By Laura Kusisto and Jack Mirkinson
The Tea Party movement has come to Brooklyn, courtesy of an activist from Manhattan.
John Press is an author with a doctorate in history from New York University, who was fed up with the excesses of the Bush and especially the Obama administrations and had begun going to Tea Party events. He noticed that they were all in Manhattan. So Press talked to some Brooklyn friends who he knew were interested in the Tea Party and talked to them about starting a group there. They all told him they were too busy.
“I said, ‘OK, that means me. I’m on it,’” he said in an interview at the Bobst Library at N.Y.U. last week.
Though Press is something of an outsider in Brooklyn – he had trouble remembering the names of some of the borough’s conservative neighborhoods – his group has gained some momentum. They have their first meeting in a week, a Facebook page with over 350 members and a blog. The motto on the Facebook page reads: “Enough is enough. No more wasteful spending, no more government expansion, no more corporate bailouts. Enough with Democrats, enough with Republicans-in-Name-Only.”
It has long been known that for all of the liberalism that runs through it, Brooklyn has several decidedly conservative areas. Neighborhoods in the southeast such as Bay Ridge and Bensonhurst have traditionally voted Republican. Yet Press said that on the whole Brooklyn remains a decidedly blue state borough. “Overall, if it’s just one big area, certainly we’d lose.”
Asked what has driven him to the Tea Party, Press described his “complete disgust” at the increased government spending under George W. Bush and Barack Obama.
“I don’t have any automatic allegiance to the Republicans,” he said, citing the expansive foreign policy and the bank bailouts under Bush. “A huge amount of people feel so sold out by the Republican Party.”
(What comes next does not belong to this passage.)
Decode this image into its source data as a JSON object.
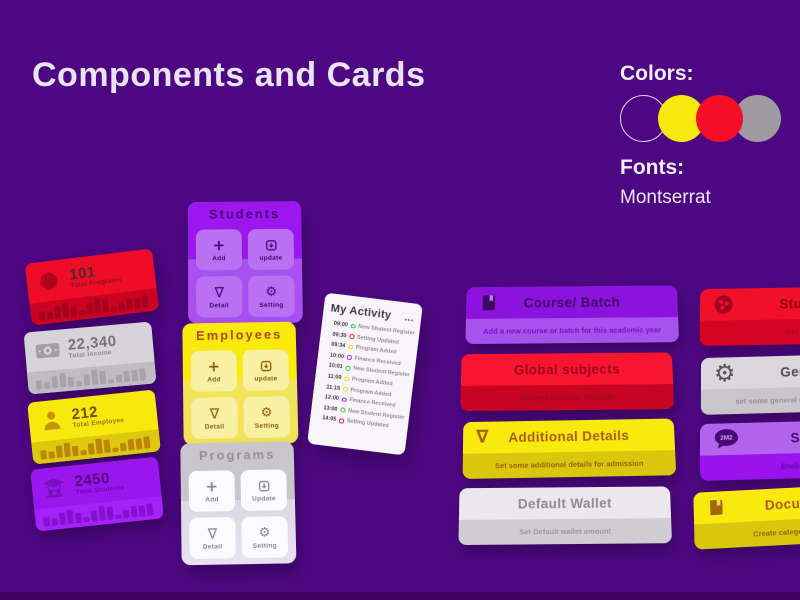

Still, Press said the Brooklyn Tea Party group needs to be involved in finding local candidates and influencing electoral politics – something he said makes his branch different from, say, the Staten Island branch, which is not involved in directly electoral efforts.
Press also said he’s found a way to help the Tea Party movement talk about thorny issues such as immigration. The ideas come from a book he has written, Culturism. He sees it as a way to move away from discussions of race and toward a discussion of culture.
Press’s theory is that there’s a dominant Western culture with values that must be protected. Immigration, he said, is a threat to this. Practically speaking, this means he’s less worried about people from South Korea coming to America – because he thinks their cultural values are in line with Western values – than about people coming from Latin America, whose culture he sees as not valuing education or curbs on teen pregnancy.
On April 15, Press was in Manhattan passing out fliers for the Brooklyn Tea Party at a Tax Day rally being held at Pennsylvania Station. There were many Brooklynites among the hundreds of people who turned out to the protest. Most who received them had never heard of the group until that night, and not all said they were inclined to join. However, they all expressed anger at the current state of the country.
Gregory Bronner, 34, a computer programmer, said taxes are so high it stifles innovation. “People should have freedom to achieve their dreams,” he said.
Asked if he feels alone in Brooklyn, where people may not like taxes but many do love Obama, he replied, “Oh, I’m a registered Democrat. I voted for Obama in the last election.”
Gene Otrovsky, 32, who moved from the Ukraine 20 years ago, said he thinks America is becoming a socialist nation. “It’s the same things they were doing back there, the same explanations, the same arguments.” Otrovsky, who owns an online business in the medical industry, had a flyer for the Brooklyn Tea Party in his hand, but said he’d never heard of it before the rally. He said he feels “pissed off” and would consider joining.
Some Brooklynites at the rally were recruited from Republican Party meetings, while others simply decided to show up.
“I’ve never even been to a political rally before,” said Dennis Fernando, 30, an insurance inspector who lives in Williamsburg. “I party my ass off. I have nothing in common with most of the people here.” However, Fernando did share an apprehension about what he saw as the invasive nature of the federal government.
“Fuck the government,” he said. “I want the government to get out of my life.” Fernando described himself as an anarchist but said he is wary of the Tea Party movement because he feels it has been hijacked by the Republican Party.
Anthony Rich, 40, works as a firefighter in Brownsville, where, he said, too many people are dependent on the government. “We’re headed for tyranny,” he said, adding that “some people are awakening, some are still sleeping.”
Rich, who has six children, believes in creationism, Ron Paul and self-reliance. “It will be a cold day in hell when government-dependent Americans vote for someone who loves freedom,” he said.